Trauma is a powerful physical and or psychological reaction that is caused by exposure to extreme stress which may include a life threatening event or death. Traumatic events can be separated into two categories; type one trauma or type two trauma. Type one trauma is a single incident occurrence, such as an assault. Type two trauma, which may also be referred to as complex trauma, is usually prolonged, inter-personal and repetitive (e.g. domestic abuse). Exposure to either type one or type two trauma can lead to the development of Post-Traumatic Stress Disorder (PTSD).
Post-Traumatic Stress Disorder (PTSD)
PTSD involves being psychologically overwhelmed by persistent intrusive thoughts, memories or feelings associated with a past trauma. This can lead to avoidant behaviour, deterioration of mood and a reduction in quality of life.
Involuntary unprocessed memories and negative cognitions (i.e. thoughts) maintain PTSD through the perception that there is a current threat (e.g. hyperarousal). To avoid such reactions, maladaptive coping strategies, such as avoidance and thought suppression, are adopted by people experiencing the PTSD symptoms. However, these strategies increase negative thoughts, increase anxiety and reduce the potential for memories about the trauma to be processed and stored as past events.
The National Institute for Clinical Excellence (NICE) guidelines on the management of PTSD in adults and children (NICE, 2005) estimated that up to 30% of people develop PTSD after experiencing a traumatic event. Findings have identified that between 15 – 20% of children and young people develop PTSD following exposure to a traumatic incident. Females have been found to be more at risk than males of developing PTSD, potentially due to the type and severity of the trauma they are exposed to, whereas boys are more likely to experience physical assaults.
The severity and frequency of PTSD symptoms exist on a continuum dependent on the extent of the traumatic event. Symptoms include cognitive (e.g. negative beliefs about the world), emotional (e.g. fear, guilt) and behavioural (e.g. hypervigilance) symptoms which can lead to a detachment from relationships and a reduction in self-esteem. In children and young people, symptoms may also include the recreation of trauma through play.

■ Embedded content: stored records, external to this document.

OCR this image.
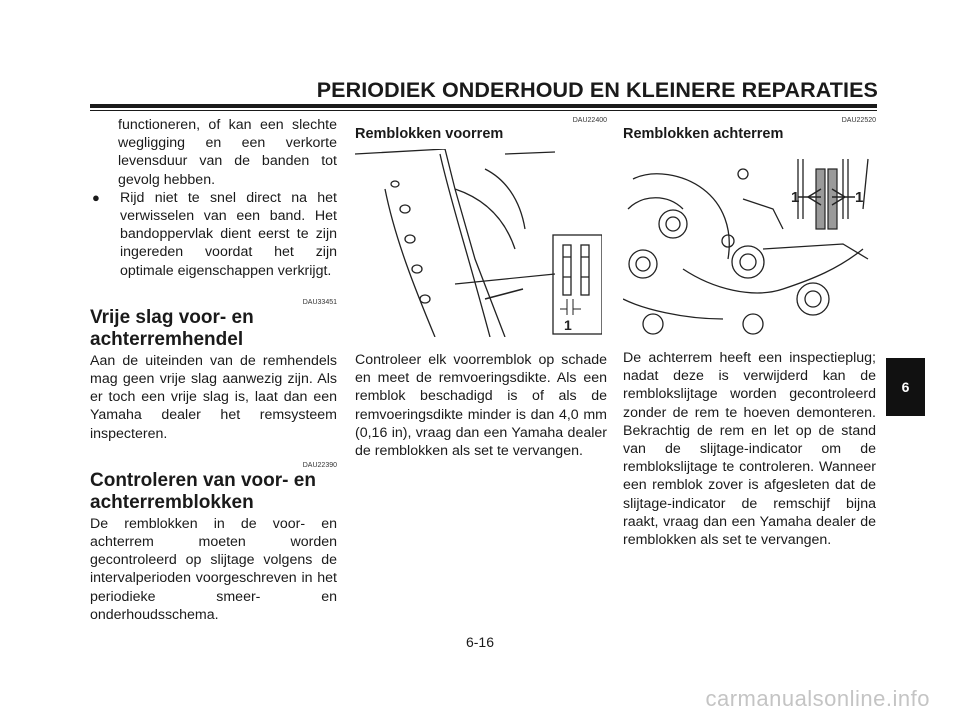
PERIODIEK ONDERHOUD EN KLEINERE REPARATIES

functioneren, of kan een slechte wegligging en een verkorte levensduur van de banden tot gevolg hebben.

●	Rijd niet te snel direct na het verwisselen van een band. Het bandoppervlak dient eerst te zijn ingereden voordat het zijn optimale eigenschappen verkrijgt.

DAU33451

Vrije slag voor- en achterremhendel

Aan de uiteinden van de remhendels mag geen vrije slag aanwezig zijn. Als er toch een vrije slag is, laat dan een Yamaha dealer het remsysteem inspecteren.

DAU22390

Controleren van voor- en achterremblokken

De remblokken in de voor- en achterrem moeten worden gecontroleerd op slijtage volgens de intervalperioden voorgeschreven in het periodieke smeer- en onderhoudsschema.

DAU22400

Remblokken voorrem
1

Controleer elk voorremblok op schade en meet de remvoeringsdikte. Als een remblok beschadigd is of als de remvoeringsdikte minder is dan 4,0 mm (0,16 in), vraag dan een Yamaha dealer de remblokken als set te vervangen.

DAU22520

Remblokken achterrem
1	1

De achterrem heeft een inspectieplug; nadat deze is verwijderd kan de remblokslijtage worden gecontroleerd zonder de rem te hoeven demonteren. Bekrachtig de rem en let op de stand van de slijtage-indicator om de remblokslijtage te controleren. Wanneer een remblok zover is afgesleten dat de slijtage-indicator de remschijf bijna raakt, vraag dan een Yamaha dealer de remblokken als set te vervangen.

6
6-16
carmanualsonline.info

The risk of developing PTSD is influenced by factors that occur before, during and after the traumatic event. The most influential risk factors tend to be those that occur after the event, such as social withdrawal and avoidance. However, these are closely followed by factors experienced during the traumatic event such as, perceived threat to life. The type of traumatic incident and its severity both directly relate to the risk of developing PTSD.

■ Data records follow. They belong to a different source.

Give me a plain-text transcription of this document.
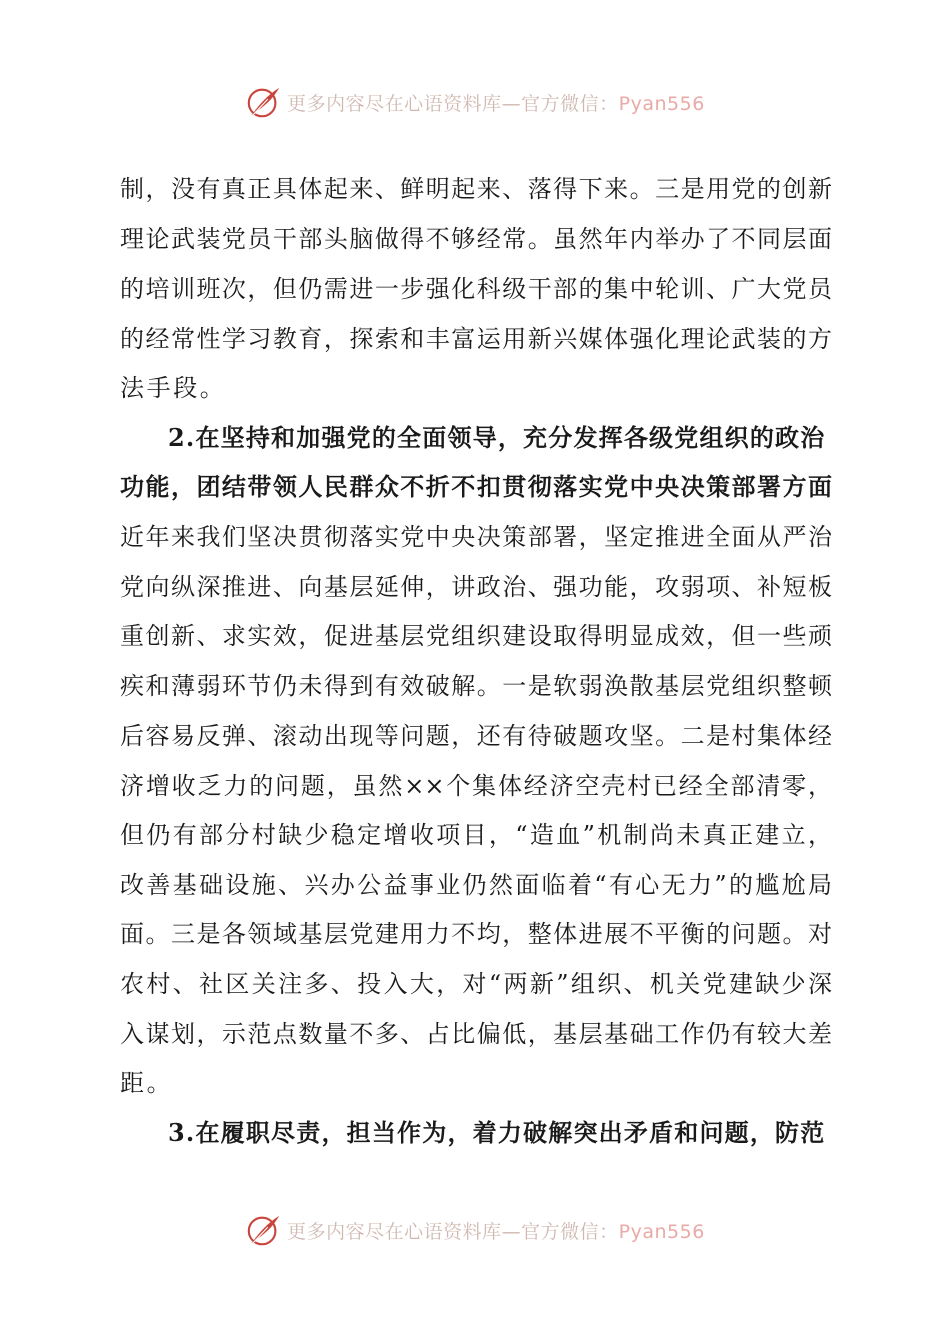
更多内容尽在心语资料库—官方微信：Pyan556
制，没有真正具体起来、鲜明起来、落得下来。三是用党的创新
理论武装党员干部头脑做得不够经常。虽然年内举办了不同层面
的培训班次，但仍需进一步强化科级干部的集中轮训、广大党员
的经常性学习教育，探索和丰富运用新兴媒体强化理论武装的方
法手段。
2.在坚持和加强党的全面领导，充分发挥各级党组织的政治
功能，团结带领人民群众不折不扣贯彻落实党中央决策部署方面
近年来我们坚决贯彻落实党中央决策部署，坚定推进全面从严治
党向纵深推进、向基层延伸，讲政治、强功能，攻弱项、补短板
重创新、求实效，促进基层党组织建设取得明显成效，但一些顽
疾和薄弱环节仍未得到有效破解。一是软弱涣散基层党组织整顿
后容易反弹、滚动出现等问题，还有待破题攻坚。二是村集体经
济增收乏力的问题，虽然××个集体经济空壳村已经全部清零，
但仍有部分村缺少稳定增收项目，“造血”机制尚未真正建立，
改善基础设施、兴办公益事业仍然面临着“有心无力”的尴尬局
面。三是各领域基层党建用力不均，整体进展不平衡的问题。对
农村、社区关注多、投入大，对“两新”组织、机关党建缺少深
入谋划，示范点数量不多、占比偏低，基层基础工作仍有较大差
距。
3.在履职尽责，担当作为，着力破解突出矛盾和问题，防范
更多内容尽在心语资料库—官方微信：Pyan556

Peritraumatic dissociation, in which a person has an impaired awareness during their traumatic incident and disturbed and unclear memories afterwards, has also been identified as increasing the risk of developing PTSD. A further risk to the development of PTSD, and a potential contributing factor to the development of peritraumatic dissociation, is the occurrence of neurological damage, such as a mild traumatic brain injury (TBI) during a traumatic incident (e.g. head injury from a physical assault).
Treatment of trauma
Trauma Focussed Cognitive Behavioural Therapy (TF-CBT) and Eye Movement Desensitisation and Reprocessing (EMDR) are the most effective treatments for reducing PTSD symptoms. During therapy it is also useful to consider systemic influences such as age, developmental stage, personal circumstances (e.g. family, friends, school, work and interests) and personal characteristics (e.g. gender).